The AWS Architecture Center describes event-driven architecture as using events to trigger and communicate between decoupled services.
The Particular Service Platform implements the publish/subscribe model, with each NServiceBus endpoint acting as a publisher (event producer) and/or subscriber (endpoint consumer).
Components
NServiceBus publisher (event producer)
Publishes events with business meaning in a reliable fire-and-forget style and has no knowledge of subscribers (there may be none).
NServiceBus subscriber (event consumer)
Subscribes to a specific event type and reacts to it. A subscriber may also be an event publisher, since processing an event may lead to publishing more events.
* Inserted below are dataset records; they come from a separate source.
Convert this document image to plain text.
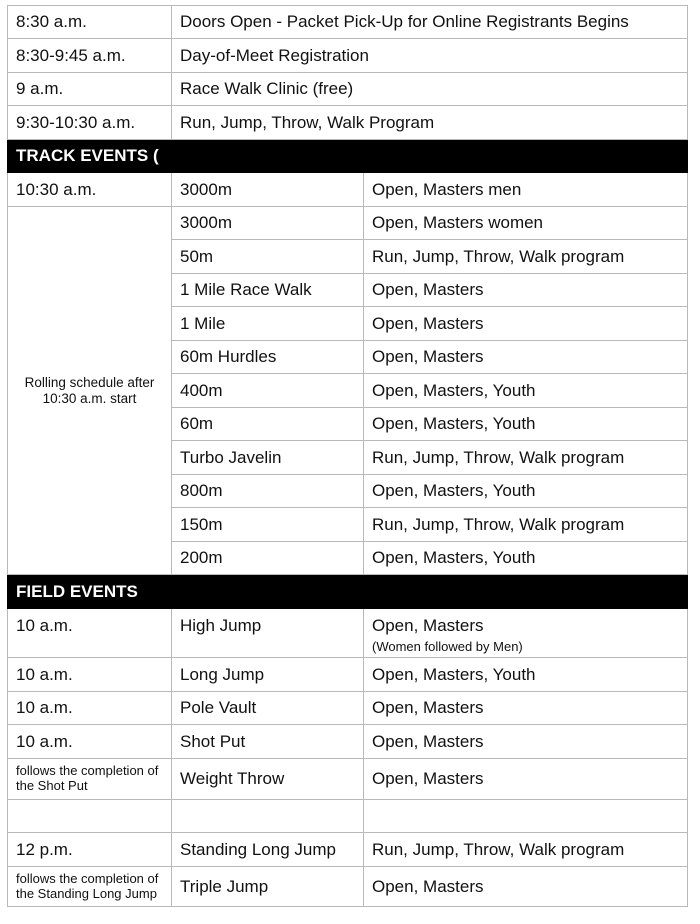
8:30 a.m.	Doors Open - Packet Pick-Up for Online Registrants Begins	
8:30-9:45 a.m.	Day-of-Meet Registration	
9 a.m.	Race Walk Clinic (free)	
9:30-10:30 a.m.	Run, Jump, Throw, Walk Program	
TRACK EVENTS (		
10:30 a.m.	3000m	Open, Masters men
Rolling schedule after 10:30 a.m. start	3000m	Open, Masters women
	50m	Run, Jump, Throw, Walk program
	1 Mile Race Walk	Open, Masters
	1 Mile	Open, Masters
	60m Hurdles	Open, Masters
	400m	Open, Masters, Youth
	60m	Open, Masters, Youth
	Turbo Javelin	Run, Jump, Throw, Walk program
	800m	Open, Masters, Youth
	150m	Run, Jump, Throw, Walk program
	200m	Open, Masters, Youth
FIELD EVENTS		
10 a.m.	High Jump	Open, Masters
(Women followed by Men)

10 a.m.	Long Jump	Open, Masters, Youth
10 a.m.	Pole Vault	Open, Masters
10 a.m.	Shot Put	Open, Masters
follows the completion of the Shot Put	Weight Throw	Open, Masters

12 p.m.	Standing Long Jump	Run, Jump, Throw, Walk program
follows the completion of the Standing Long Jump	Triple Jump	Open, Masters
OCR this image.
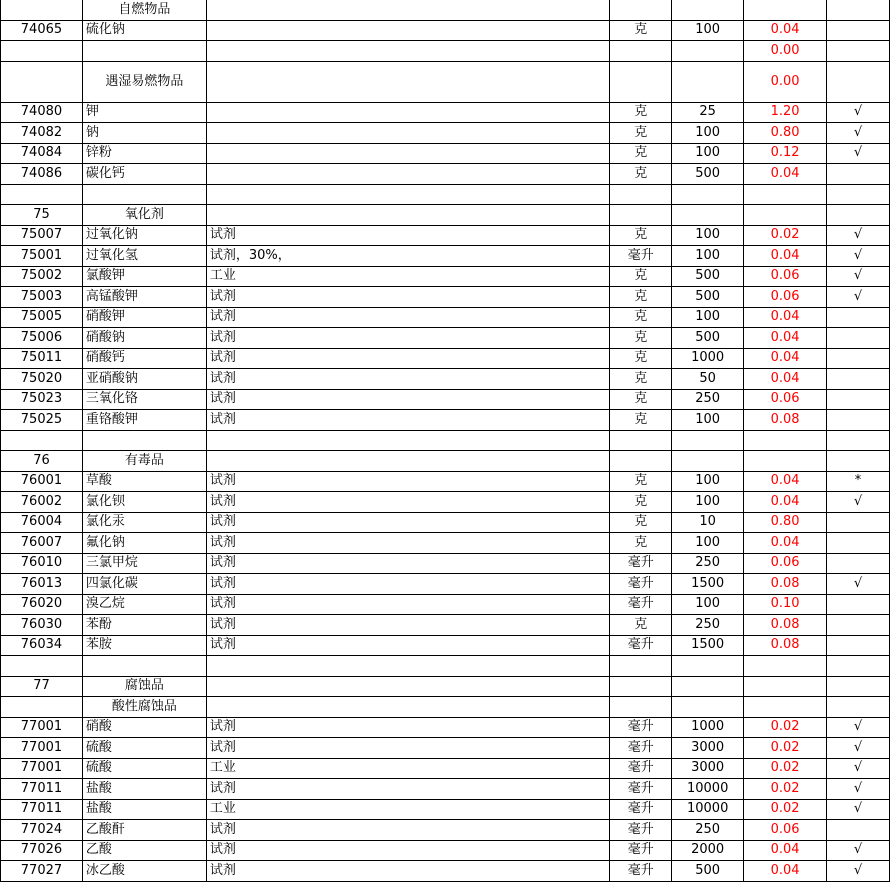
	自燃物品					
74065	硫化钠		克	100	0.04	
					0.00	
	遇湿易燃物品				0.00	
74080	钾		克	25	1.20	√
74082	钠		克	100	0.80	√
74084	锌粉		克	100	0.12	√
74086	碳化钙		克	500	0.04	

75	氧化剂					
75007	过氧化钠	试剂	克	100	0.02	√
75001	过氧化氢	试剂，30%，	毫升	100	0.04	√
75002	氯酸钾	工业	克	500	0.06	√
75003	高锰酸钾	试剂	克	500	0.06	√
75005	硝酸钾	试剂	克	100	0.04	
75006	硝酸钠	试剂	克	500	0.04	
75011	硝酸钙	试剂	克	1000	0.04	
75020	亚硝酸钠	试剂	克	50	0.04	
75023	三氧化铬	试剂	克	250	0.06	
75025	重铬酸钾	试剂	克	100	0.08	

76	有毒品					
76001	草酸	试剂	克	100	0.04	*
76002	氯化钡	试剂	克	100	0.04	√
76004	氯化汞	试剂	克	10	0.80	
76007	氟化钠	试剂	克	100	0.04	
76010	三氯甲烷	试剂	毫升	250	0.06	
76013	四氯化碳	试剂	毫升	1500	0.08	√
76020	溴乙烷	试剂	毫升	100	0.10	
76030	苯酚	试剂	克	250	0.08	
76034	苯胺	试剂	毫升	1500	0.08	

77	腐蚀品					
	酸性腐蚀品					
77001	硝酸	试剂	毫升	1000	0.02	√
77001	硫酸	试剂	毫升	3000	0.02	√
77001	硫酸	工业	毫升	3000	0.02	√
77011	盐酸	试剂	毫升	10000	0.02	√
77011	盐酸	工业	毫升	10000	0.02	√
77024	乙酸酐	试剂	毫升	250	0.06	
77026	乙酸	试剂	毫升	2000	0.04	√
77027	冰乙酸	试剂	毫升	500	0.04	√
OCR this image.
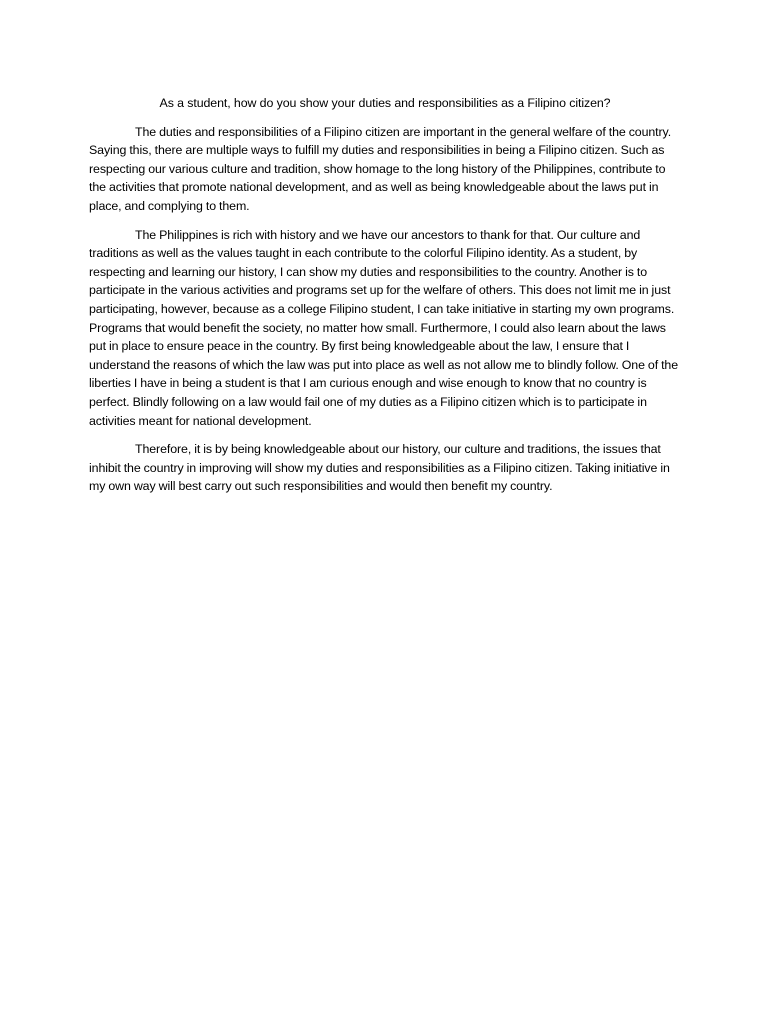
As a student, how do you show your duties and responsibilities as a Filipino citizen?

The duties and responsibilities of a Filipino citizen are important in the general welfare of the country. Saying this, there are multiple ways to fulfill my duties and responsibilities in being a Filipino citizen. Such as respecting our various culture and tradition, show homage to the long history of the Philippines, contribute to the activities that promote national development, and as well as being knowledgeable about the laws put in place, and complying to them.

The Philippines is rich with history and we have our ancestors to thank for that. Our culture and traditions as well as the values taught in each contribute to the colorful Filipino identity. As a student, by respecting and learning our history, I can show my duties and responsibilities to the country. Another is to participate in the various activities and programs set up for the welfare of others. This does not limit me in just participating, however, because as a college Filipino student, I can take initiative in starting my own programs. Programs that would benefit the society, no matter how small. Furthermore, I could also learn about the laws put in place to ensure peace in the country. By first being knowledgeable about the law, I ensure that I understand the reasons of which the law was put into place as well as not allow me to blindly follow. One of the liberties I have in being a student is that I am curious enough and wise enough to know that no country is perfect. Blindly following on a law would fail one of my duties as a Filipino citizen which is to participate in activities meant for national development.

Therefore, it is by being knowledgeable about our history, our culture and traditions, the issues that inhibit the country in improving will show my duties and responsibilities as a Filipino citizen. Taking initiative in my own way will best carry out such responsibilities and would then benefit my country.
Amazon Simple Queue Service (SQS)
The messaging service that brings together publisher and subscriber creating a layer of abstraction between the two.
Challenges
Event ordering
Subscribers cannot rely on the order they receive published events, which may be affected by many factors such as concurrency, scaling, retries, partitioning, etc. Events and subscribers should be designed so that they do not rely on strict ordering to execute business processes.
Event payload size
Putting too much data on messages couples publishers and subscribers, defeating one of the main benefits of messaging in the first place. Bloated event contracts indicate sub-optimal service boundaries, perhaps drawn along technical constraints rather than business rules, or data distribution over messaging. Well-designed events are lightweight contracts, focusing on sharing IDs rather than data.
Technology choices
In event-driven architectures, components are decoupled, allowing choice of the most suitable compute and data store options for a specific component or set of components.